7.2. Atrapamiento en Minería Subterránea (Arequipa)

En una unidad minera de Arequipa, un trabajador sufre el atrapamiento de la pierna derecha por el desprendimiento de una roca en una labor subterránea. Tras ser liberado por sus compañeros, el brigadista evalúa la lesión y sospecha una fractura de tibia y peroné. Con los materiales disponibles en el tópico de la mina, improvisa una férula bivalva con tablones de madera forrados con toallas limpias, inmovilizando la rodilla y el tobillo. La evacuación se realiza en camilla rígida, con tracción suave y continua de la pierna, cumpliendo con los protocolos de emergencia establecidos en el D.S. 024-2016-EM. El trabajador es trasladado a la clínica ocupacional contratada por la empresa, donde se confirma la fractura y se procede a la reducción quirúrgica.

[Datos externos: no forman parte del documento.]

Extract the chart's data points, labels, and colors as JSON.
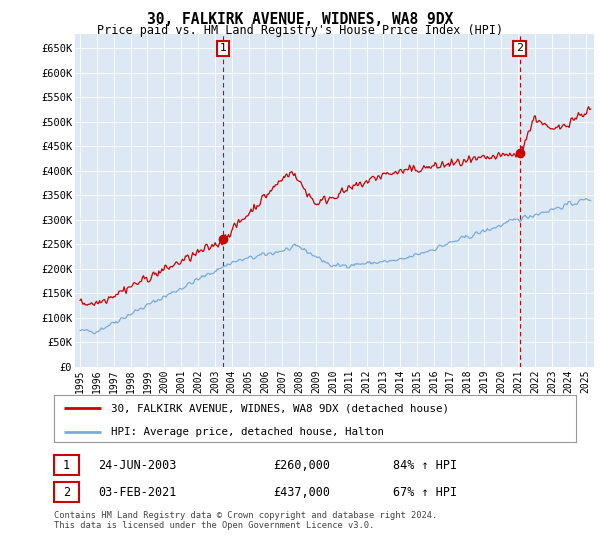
{
  "title": "30, FALKIRK AVENUE, WIDNES, WA8 9DX",
  "subtitle": "Price paid vs. HM Land Registry's House Price Index (HPI)",
  "ylim": [
    0,
    680000
  ],
  "yticks": [
    0,
    50000,
    100000,
    150000,
    200000,
    250000,
    300000,
    350000,
    400000,
    450000,
    500000,
    550000,
    600000,
    650000
  ],
  "ytick_labels": [
    "£0",
    "£50K",
    "£100K",
    "£150K",
    "£200K",
    "£250K",
    "£300K",
    "£350K",
    "£400K",
    "£450K",
    "£500K",
    "£550K",
    "£600K",
    "£650K"
  ],
  "line_color_property": "#cc0000",
  "line_color_hpi": "#7aabdc",
  "bg_color": "#ffffff",
  "chart_bg_color": "#dce9f5",
  "grid_color": "#ffffff",
  "sale1_x": 2003.48,
  "sale1_y": 260000,
  "sale1_label": "1",
  "sale2_x": 2021.09,
  "sale2_y": 437000,
  "sale2_label": "2",
  "legend_line1": "30, FALKIRK AVENUE, WIDNES, WA8 9DX (detached house)",
  "legend_line2": "HPI: Average price, detached house, Halton",
  "table_row1": [
    "1",
    "24-JUN-2003",
    "£260,000",
    "84% ↑ HPI"
  ],
  "table_row2": [
    "2",
    "03-FEB-2021",
    "£437,000",
    "67% ↑ HPI"
  ],
  "footnote": "Contains HM Land Registry data © Crown copyright and database right 2024.\nThis data is licensed under the Open Government Licence v3.0.",
  "vline1_x": 2003.48,
  "vline2_x": 2021.09,
  "xmin": 1994.7,
  "xmax": 2025.5
}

7.3. Accidente de Tránsito en el Sector Transporte (Carretera Nacional)

Un conductor de una empresa de transporte de carga pesada sufre un accidente en una carretera a nivel nacional. El vehículo se despista y el conductor es proyectado fuera de la cabina, con sospecha de fractura de fémur derecho y de clavícula izquierda. El brigadista que viaja como copiloto asegura la zona (colocación de triángulos de señalización, balizas y luces de emergencia) y procede a la inmovilización: para el fémur, utiliza tablas de la estiba del camión, fijándolas con cinturones de seguridad en cinco puntos, con tracción manual suave. Para la clavícula, improvisa un cabestrillo con una camiseta y un vendaje de fijación al tronco. Comunica el incidente a la central de emergencias de la empresa y solicita una ambulancia, informando con precisión la ubicación GPS y el estado del lesionado.

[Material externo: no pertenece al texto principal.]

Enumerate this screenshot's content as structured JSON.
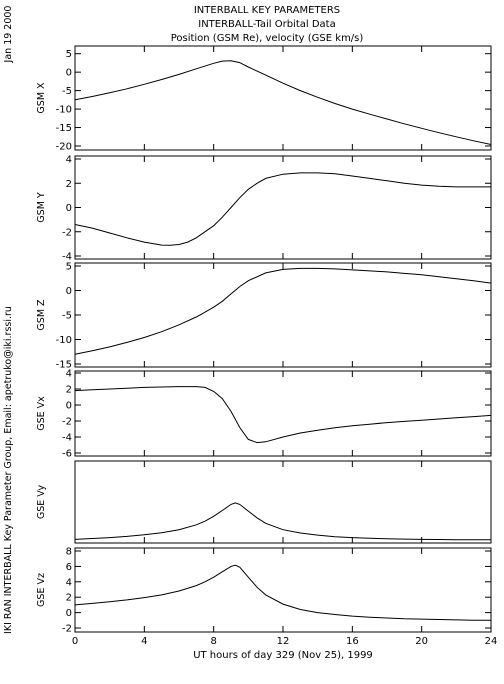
{
  "header": {
    "title_lines": [
      "INTERBALL KEY PARAMETERS",
      "INTERBALL-Tail Orbital Data",
      "Position (GSM Re), velocity (GSE km/s)"
    ],
    "date_label": "Jan 19 2000",
    "side_label": "IKI RAN INTERBALL Key Parameter Group, Email: apetruko@iki.rssi.ru"
  },
  "chart_data": {
    "type": "line",
    "x_axis": {
      "label": "UT hours of day 329 (Nov 25), 1999",
      "range": [
        0,
        24
      ],
      "ticks": [
        0,
        4,
        8,
        12,
        16,
        20,
        24
      ]
    },
    "panels": [
      {
        "ylabel": "GSM X",
        "ylim": [
          -20,
          6
        ],
        "yticks": [
          5,
          0,
          -5,
          -10,
          -15,
          -20
        ],
        "series": [
          {
            "x": [
              0,
              1,
              2,
              3,
              4,
              5,
              6,
              7,
              8,
              8.5,
              9,
              9.5,
              10,
              11,
              12,
              13,
              14,
              15,
              16,
              17,
              18,
              19,
              20,
              21,
              22,
              23,
              24
            ],
            "y": [
              -7.5,
              -6.6,
              -5.6,
              -4.5,
              -3.3,
              -2.0,
              -0.6,
              0.9,
              2.4,
              3.0,
              3.1,
              2.6,
              1.4,
              -0.8,
              -3.0,
              -5.0,
              -6.8,
              -8.5,
              -10.0,
              -11.4,
              -12.7,
              -14.0,
              -15.2,
              -16.4,
              -17.5,
              -18.6,
              -19.6
            ]
          }
        ]
      },
      {
        "ylabel": "GSM Y",
        "ylim": [
          -4,
          4
        ],
        "yticks": [
          4,
          2,
          0,
          -2,
          -4
        ],
        "series": [
          {
            "x": [
              0,
              1,
              2,
              3,
              4,
              5,
              5.5,
              6,
              6.5,
              7,
              8,
              8.5,
              9,
              9.5,
              10,
              10.5,
              11,
              12,
              13,
              14,
              15,
              16,
              17,
              18,
              19,
              20,
              21,
              22,
              23,
              24
            ],
            "y": [
              -1.4,
              -1.7,
              -2.1,
              -2.5,
              -2.85,
              -3.1,
              -3.12,
              -3.05,
              -2.85,
              -2.5,
              -1.5,
              -0.8,
              0.0,
              0.8,
              1.5,
              2.0,
              2.4,
              2.75,
              2.85,
              2.85,
              2.78,
              2.6,
              2.4,
              2.2,
              2.0,
              1.85,
              1.75,
              1.7,
              1.7,
              1.7
            ]
          }
        ]
      },
      {
        "ylabel": "GSM Z",
        "ylim": [
          -15,
          5
        ],
        "yticks": [
          5,
          0,
          -5,
          -10,
          -15
        ],
        "series": [
          {
            "x": [
              0,
              1,
              2,
              3,
              4,
              5,
              6,
              7,
              8,
              8.5,
              9,
              9.5,
              10,
              11,
              12,
              13,
              14,
              15,
              16,
              17,
              18,
              19,
              20,
              21,
              22,
              23,
              24
            ],
            "y": [
              -13.0,
              -12.3,
              -11.5,
              -10.6,
              -9.6,
              -8.4,
              -7.0,
              -5.4,
              -3.4,
              -2.2,
              -0.7,
              0.8,
              2.0,
              3.6,
              4.3,
              4.5,
              4.5,
              4.4,
              4.2,
              4.0,
              3.8,
              3.5,
              3.2,
              2.8,
              2.4,
              2.0,
              1.5
            ]
          }
        ]
      },
      {
        "ylabel": "GSE Vx",
        "ylim": [
          -6,
          4
        ],
        "yticks": [
          4,
          2,
          0,
          -2,
          -4,
          -6
        ],
        "series": [
          {
            "x": [
              0,
              1,
              2,
              3,
              4,
              5,
              6,
              7,
              7.5,
              8,
              8.5,
              9,
              9.5,
              10,
              10.5,
              11,
              12,
              13,
              14,
              15,
              16,
              17,
              18,
              19,
              20,
              21,
              22,
              23,
              24
            ],
            "y": [
              1.8,
              1.9,
              2.0,
              2.1,
              2.2,
              2.25,
              2.3,
              2.3,
              2.2,
              1.7,
              0.8,
              -0.8,
              -2.8,
              -4.3,
              -4.7,
              -4.6,
              -4.0,
              -3.5,
              -3.15,
              -2.85,
              -2.6,
              -2.4,
              -2.2,
              -2.05,
              -1.9,
              -1.75,
              -1.6,
              -1.45,
              -1.3
            ]
          }
        ]
      },
      {
        "ylabel": "GSE Vy",
        "ylim": [
          0,
          2.5
        ],
        "yticks": [],
        "series": [
          {
            "x": [
              0,
              1,
              2,
              3,
              4,
              5,
              6,
              7,
              7.5,
              8,
              8.5,
              9,
              9.25,
              9.5,
              10,
              10.5,
              11,
              12,
              13,
              14,
              15,
              16,
              17,
              18,
              19,
              20,
              21,
              22,
              23,
              24
            ],
            "y": [
              0.02,
              0.05,
              0.08,
              0.12,
              0.17,
              0.24,
              0.34,
              0.5,
              0.62,
              0.78,
              0.97,
              1.17,
              1.22,
              1.17,
              0.95,
              0.73,
              0.55,
              0.34,
              0.23,
              0.16,
              0.11,
              0.08,
              0.06,
              0.04,
              0.03,
              0.02,
              0.015,
              0.01,
              0.01,
              0.01
            ]
          }
        ]
      },
      {
        "ylabel": "GSE Vz",
        "ylim": [
          -2,
          8
        ],
        "yticks": [
          8,
          6,
          4,
          2,
          0,
          -2
        ],
        "series": [
          {
            "x": [
              0,
              1,
              2,
              3,
              4,
              5,
              6,
              7,
              7.5,
              8,
              8.5,
              9,
              9.25,
              9.5,
              10,
              10.5,
              11,
              12,
              13,
              14,
              15,
              16,
              17,
              18,
              19,
              20,
              21,
              22,
              23,
              24
            ],
            "y": [
              1.0,
              1.2,
              1.4,
              1.65,
              1.95,
              2.3,
              2.8,
              3.5,
              4.0,
              4.6,
              5.3,
              6.0,
              6.15,
              5.9,
              4.6,
              3.3,
              2.3,
              1.1,
              0.4,
              0.0,
              -0.25,
              -0.45,
              -0.6,
              -0.7,
              -0.8,
              -0.85,
              -0.9,
              -0.95,
              -1.0,
              -1.0
            ]
          }
        ]
      }
    ]
  }
}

La inmovilización correcta de fracturas y esguinces en el entorno laboral es una competencia técnica que ningún brigadista de primeros auxilios puede desconocer. En los sectores de minería, construcción, industria y transporte, donde los accidentes osteomusculares representan una proporción significativa de la siniestralidad laboral, la actuación en los primeros quince minutos posteriores al trauma determina el pronóstico funcional del trabajador lesionado.

En regiones como Arequipa y Lima, donde la actividad minera y constructora concentran un alto porcentaje de la fuerza laboral, la adopción de protocolos estandarizados de inmovilización —con materiales improvisados o con equipos específicos— permite a las empresas no solo cumplir con las obligaciones de la Ley N° 29783 y normativas sectoriales como el D.S. 024-2016-EM o la Norma G.050, sino también fortalecer su cultura preventiva mediante una respuesta rápida, técnica y segura ante los accidentes osteomusculares.

Integrar la formación en inmovilización dentro del plan de capacitación anual de los brigadistas es, en última instancia, una decisión estratégica que demuestra el compromiso de la organización con la prevención de secuelas graves y la mejora continua de los controles que protegen la vida y la salud de los trabajadores peruanos.